C’est le but de la concertation menée par les pouvoirs publics avec les membres du Conseil supérieur de la construction et de l’efficacité énergétique CSCEE. Ce dernier représente toute la chaîne des acteurs intéressés par l’acte de construire ; en partant des fabricants de matériaux jusqu’aux associations de consommateurs.

 

Comment réduire les émissions de CO2

Totalement nouvelle pour les acteurs de la construction, la démarche bas carbone s’appuie sur l’analyse du cycle de vie du bâtiment, depuis l’extraction des matières premières nécessaire à la production de produits de construction jusqu’à leur réemploi dans une seconde vie, en passant par la transformation des matériaux, leur transport, leur mise en œuvre, l’exploitation des bâtiments et leur démolition-réutilisation. Cette démarche est actuellement utilisée dans l’expérimentation « E+C- »3. Elle doit inspirer les rédacteurs de la future réglementation RE 2020.

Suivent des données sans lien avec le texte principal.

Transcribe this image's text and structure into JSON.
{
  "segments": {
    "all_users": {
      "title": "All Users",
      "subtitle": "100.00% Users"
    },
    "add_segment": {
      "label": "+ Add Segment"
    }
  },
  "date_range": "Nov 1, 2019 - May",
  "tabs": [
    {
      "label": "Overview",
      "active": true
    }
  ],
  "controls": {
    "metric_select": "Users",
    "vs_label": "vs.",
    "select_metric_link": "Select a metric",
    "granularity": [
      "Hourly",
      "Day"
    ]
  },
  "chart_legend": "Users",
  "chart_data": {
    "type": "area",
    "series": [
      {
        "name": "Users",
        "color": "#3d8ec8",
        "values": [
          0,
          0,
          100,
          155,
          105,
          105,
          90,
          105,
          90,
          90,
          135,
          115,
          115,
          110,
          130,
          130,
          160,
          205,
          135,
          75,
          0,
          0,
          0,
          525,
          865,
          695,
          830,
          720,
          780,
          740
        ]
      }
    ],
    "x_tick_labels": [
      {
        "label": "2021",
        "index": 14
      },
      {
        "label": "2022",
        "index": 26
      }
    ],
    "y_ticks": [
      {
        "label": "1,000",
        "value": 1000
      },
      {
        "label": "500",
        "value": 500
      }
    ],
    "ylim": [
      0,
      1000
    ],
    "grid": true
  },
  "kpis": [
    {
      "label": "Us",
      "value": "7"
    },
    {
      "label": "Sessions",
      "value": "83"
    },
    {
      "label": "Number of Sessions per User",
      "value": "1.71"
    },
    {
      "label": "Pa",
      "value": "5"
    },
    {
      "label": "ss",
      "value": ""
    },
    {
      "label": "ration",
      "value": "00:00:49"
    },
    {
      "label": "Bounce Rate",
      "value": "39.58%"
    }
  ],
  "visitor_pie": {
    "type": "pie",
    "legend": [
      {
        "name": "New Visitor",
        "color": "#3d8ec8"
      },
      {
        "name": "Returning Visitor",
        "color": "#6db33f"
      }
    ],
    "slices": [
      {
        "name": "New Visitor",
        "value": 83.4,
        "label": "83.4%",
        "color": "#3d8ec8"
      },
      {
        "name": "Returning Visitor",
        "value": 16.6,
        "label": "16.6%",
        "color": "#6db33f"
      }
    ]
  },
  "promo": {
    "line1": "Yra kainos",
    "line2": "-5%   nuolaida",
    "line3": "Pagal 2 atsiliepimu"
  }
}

Concernant le carbone, il s’agit de mesurer l’impact de deux contributeurs - les matériaux de construction et les consommations d’énergie - pendant la vie du bâtiment et lorsque les matériaux ou l’énergie sortent du bâtiment et sont réutilisables ailleurs.

 

1.      LE CONTRIBUTEUR « PRODUITS DE CONSTRUCTION ET ÉQUIPEMENT »

Le calcul consiste à multiplier les quantités de matériaux par des données environnementales. Ce calcul est réalisé lot par lot ce qui permet une optimisation facile par lot. 4 outils sont utilisés :

  • Le référentiel de l’expérimentation qui décrit les règles à utiliser ;
  • Les données du projet (les quantitatifs du projet) ;
  • Un logiciel de calcul environnemental (tel qu’Elodie4, développé par le CSTB).
  • Les données environnementales - produites par les industriels - sont regroupées dans la base Inies5. Il s’agit :
    • des données spécifiques sur des produits de construction : les FDES (fiches de déclaration environnementale et sanitaire) ;
    • des données spécifiques sur des équipements : les PEP (profil environnemental produit).

Lorsque les données sont manquantes, il est possible d’utiliser les données génériques par défaut MDEGD (module de données environnementales génériques par défaut) ; elles sont disponibles pour tous les lots techniques.

Enfin, on utilise les données conventionnelles sur l’impact des énergies et les périodes prises en compte pour l’évaluation. Le calcul effectué lot par lot permet de rechercher des solutions optimisées pour réduire les émissions et choisir les assemblages de produits les plus sobres. La diminution des quantités est une piste de réduction carbone dans les équipements de génie climatique qui sont habituellement surdimensionnés. Le choix de matériaux à faible empreinte carbone est, bien sûr, une autre piste à ne pas négliger.

 

2.      LE CONTRIBUTEUR « ÉNERGIE »

Cette évaluation se fait en 3 étapes :

  • Évaluer la consommation d’énergie (en essayant de la réduire) ;
  • Réduire le contenu carbone des énergies en exploitation ;
  • Réduire le « carbone gris » des systèmes énergétiques (carbone issu du process de fabrication).

Rappelons que l’impact carbone des énergies fossiles - fuel et gaz - est beaucoup plus important que pour l’énergie électrique et les bois granulés (il y a, par exemple, 4 fois plus d’émission de carbone pour le fioul que pour l’électricité, analyse du cycle de vie comprise).

 

1 Loi n° 2018-1021 du 23 novembre 2018 portant évolution du logement, de l'aménagement et du numérique.

2 L’« équivalent CO2 » (eq CO2) est une unité créée par le Groupe d’experts intergouvernemental sur l’évolution du climat (GIEC) pour comparer les impacts des différents GES en matière de réchauffement climatique et cumuler leurs émissions. SDP signifie « surface de plancher ».